Vili’s ongoing romance with Letourneau validates his complicity in the original “sexual assault” and should help put to rest the foolish legal equation of girl/older man abuse with boy/older woman seduction. Mary Kay Letourneau may be delusional, and this union socially abhorrent; nonetheless, she is besotted not with young boys, but with Vili. She and her ilk are not pedophiles.

Hollywood agrees. Consider some current movies dealing with woman-boy sex. In Door in the Floor, a grieving mother initiates an affair with a teenage boy resembling her dead son. She is portrayed sympathetically, while the boy grows psychologically from the experience. In PS, a woman has an affair with a boy who reminds her of an ex-boyfriend. Then there is the very creepy-looking movie Birth, about a widow whose husband may or may not have reappeared in the body of a 10-year-old boy. She falls under his spell and drifts into a strange intimacy with him, projecting a sexual yearning that is (thankfully) not realized. But they share a kiss and, in a dream sequence, bathe together. From the trailer and the reviews I have read, the relationship is sentimentalized rather than condemned.

It is impossible to imagine a movie in which a man-girl or man-boy story is cast in this benign light. For example, a recent Kevin Bacon movie, The Woodsman, about a pedophile drawn to young girls, although sympathetic to the protagonist’s inner struggle, does not soft-pedal the repulsiveness of his perversion.

In this vein, a 1998 study of child sexual abuse (CSA), published in the prestigious Psychology Bulletin, is instructive. It finds that while women suffer lasting pain and psychological dysfunction from CSA, a high proportion of male victims are unlikely to undergo lasting trauma, and many even find the experience “positive.” To an adolescent boy, the sexual attentions of an older woman are perceived either as a flattering boost to burgeoning manhood or corroboration of already developed masculine self-esteem. A boy with a woman may have been exploited, but he is unlikely to see himself as a victim.

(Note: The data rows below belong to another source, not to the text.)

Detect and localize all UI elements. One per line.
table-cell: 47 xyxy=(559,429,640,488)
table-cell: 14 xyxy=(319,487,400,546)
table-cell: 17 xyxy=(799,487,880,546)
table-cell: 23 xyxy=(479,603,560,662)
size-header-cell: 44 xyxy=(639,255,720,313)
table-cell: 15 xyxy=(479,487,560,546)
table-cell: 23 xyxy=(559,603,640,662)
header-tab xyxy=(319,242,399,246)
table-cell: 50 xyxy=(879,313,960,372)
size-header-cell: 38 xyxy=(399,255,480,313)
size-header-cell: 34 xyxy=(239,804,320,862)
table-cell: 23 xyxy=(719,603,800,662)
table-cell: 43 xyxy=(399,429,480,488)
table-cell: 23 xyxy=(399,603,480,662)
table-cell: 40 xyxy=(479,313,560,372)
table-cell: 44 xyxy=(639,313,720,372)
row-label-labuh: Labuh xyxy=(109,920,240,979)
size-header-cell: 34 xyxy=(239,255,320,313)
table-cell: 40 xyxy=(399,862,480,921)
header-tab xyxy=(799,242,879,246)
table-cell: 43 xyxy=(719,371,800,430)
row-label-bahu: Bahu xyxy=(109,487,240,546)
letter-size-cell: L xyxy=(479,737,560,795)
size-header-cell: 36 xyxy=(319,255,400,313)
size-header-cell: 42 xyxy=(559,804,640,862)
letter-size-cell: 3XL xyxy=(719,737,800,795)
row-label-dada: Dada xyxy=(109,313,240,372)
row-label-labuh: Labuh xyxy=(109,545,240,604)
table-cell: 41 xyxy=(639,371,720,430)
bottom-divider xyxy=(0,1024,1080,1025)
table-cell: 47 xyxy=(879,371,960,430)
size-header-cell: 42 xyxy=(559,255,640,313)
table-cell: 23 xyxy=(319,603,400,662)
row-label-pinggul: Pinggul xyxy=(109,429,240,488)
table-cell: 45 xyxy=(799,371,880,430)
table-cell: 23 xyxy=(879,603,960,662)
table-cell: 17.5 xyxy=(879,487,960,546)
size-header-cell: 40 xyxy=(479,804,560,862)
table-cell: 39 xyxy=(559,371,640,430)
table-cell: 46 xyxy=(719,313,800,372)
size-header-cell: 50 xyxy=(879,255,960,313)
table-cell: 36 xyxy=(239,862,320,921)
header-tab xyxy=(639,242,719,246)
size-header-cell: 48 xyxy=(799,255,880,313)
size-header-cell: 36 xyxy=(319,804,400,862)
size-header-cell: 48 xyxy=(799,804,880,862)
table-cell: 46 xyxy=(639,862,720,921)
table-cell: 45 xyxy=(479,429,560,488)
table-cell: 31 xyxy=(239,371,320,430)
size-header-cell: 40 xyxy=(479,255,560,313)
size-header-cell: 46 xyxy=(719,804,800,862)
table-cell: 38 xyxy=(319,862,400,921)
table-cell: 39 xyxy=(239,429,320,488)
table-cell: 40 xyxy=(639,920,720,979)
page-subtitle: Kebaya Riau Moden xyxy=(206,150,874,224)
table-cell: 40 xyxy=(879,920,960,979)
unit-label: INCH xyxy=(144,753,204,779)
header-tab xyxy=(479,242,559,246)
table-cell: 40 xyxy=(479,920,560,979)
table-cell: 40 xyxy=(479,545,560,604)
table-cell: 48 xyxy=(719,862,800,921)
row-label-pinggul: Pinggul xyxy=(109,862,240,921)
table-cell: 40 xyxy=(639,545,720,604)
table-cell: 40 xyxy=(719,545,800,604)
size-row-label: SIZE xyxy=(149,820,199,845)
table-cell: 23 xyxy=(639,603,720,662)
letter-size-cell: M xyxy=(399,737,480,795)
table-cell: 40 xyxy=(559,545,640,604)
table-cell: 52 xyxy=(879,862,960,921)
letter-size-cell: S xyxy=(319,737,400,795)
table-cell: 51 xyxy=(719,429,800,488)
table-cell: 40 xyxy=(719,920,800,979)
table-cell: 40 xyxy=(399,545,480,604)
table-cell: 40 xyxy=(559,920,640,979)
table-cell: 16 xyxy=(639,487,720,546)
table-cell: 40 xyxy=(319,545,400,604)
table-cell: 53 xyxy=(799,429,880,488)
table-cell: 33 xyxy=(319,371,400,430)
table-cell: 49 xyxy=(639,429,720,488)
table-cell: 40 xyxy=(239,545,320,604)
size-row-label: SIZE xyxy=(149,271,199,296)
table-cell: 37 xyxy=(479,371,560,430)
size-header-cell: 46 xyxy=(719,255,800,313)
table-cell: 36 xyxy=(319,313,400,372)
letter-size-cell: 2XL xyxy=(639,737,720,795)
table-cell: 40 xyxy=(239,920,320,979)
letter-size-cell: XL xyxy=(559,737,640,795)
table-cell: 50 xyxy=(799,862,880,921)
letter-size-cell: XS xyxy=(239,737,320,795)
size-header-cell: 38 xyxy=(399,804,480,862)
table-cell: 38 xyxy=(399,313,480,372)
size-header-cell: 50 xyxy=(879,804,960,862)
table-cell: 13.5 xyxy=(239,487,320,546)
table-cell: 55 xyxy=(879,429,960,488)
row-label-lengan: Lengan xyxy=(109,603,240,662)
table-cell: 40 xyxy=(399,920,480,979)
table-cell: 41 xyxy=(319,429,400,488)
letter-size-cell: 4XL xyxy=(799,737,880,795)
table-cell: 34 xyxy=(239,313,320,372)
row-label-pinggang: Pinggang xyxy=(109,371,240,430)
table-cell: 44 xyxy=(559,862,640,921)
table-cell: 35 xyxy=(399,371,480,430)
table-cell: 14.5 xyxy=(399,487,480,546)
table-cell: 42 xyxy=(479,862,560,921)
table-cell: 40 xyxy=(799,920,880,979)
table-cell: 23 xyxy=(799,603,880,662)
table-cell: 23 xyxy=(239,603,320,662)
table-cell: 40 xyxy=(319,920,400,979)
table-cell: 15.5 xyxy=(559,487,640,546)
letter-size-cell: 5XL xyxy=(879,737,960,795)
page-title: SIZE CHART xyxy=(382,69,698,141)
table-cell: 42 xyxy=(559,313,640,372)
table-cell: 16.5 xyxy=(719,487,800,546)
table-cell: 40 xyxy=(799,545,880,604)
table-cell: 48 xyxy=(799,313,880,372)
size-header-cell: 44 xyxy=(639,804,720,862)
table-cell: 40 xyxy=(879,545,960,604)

Conversely, the seduction of a child—male or female—by a man is always seen as the depraved action of a sick mind. Images of violence and aggressive rape revolt and anger us. We also know intuitively that pedophiles—virtually all male, you never hear about forced sex between a lesbian and a little girl—want sex, not romance, and with many children, not one. Our outrage over pederasty remains constant in spite of increasing cultural acceptance of many other sexual behaviours once considered deviant.

Set the utterly weird, but socially harmless, Letourneau beside any male pederast, and you see the huge chasm between male predation and female romantic obsession. One is all about impersonal sex. The other is usually about long-term single-object love. (The rare Karla Homolkas of the world are cases apart: Although almost invariably accomplices, not initiators, they deserve the same penalties as the Bernardos.)

Sexuality remains stubbornly gender-specific. Under Canadian criminal law, a Canadian Mary Kay Letourneau would be as guilty of sexual assault as the adult male rapist of a 12-year-old girl. Our laws should reflect the human condition, not an ideological diktat of gender parity in all things.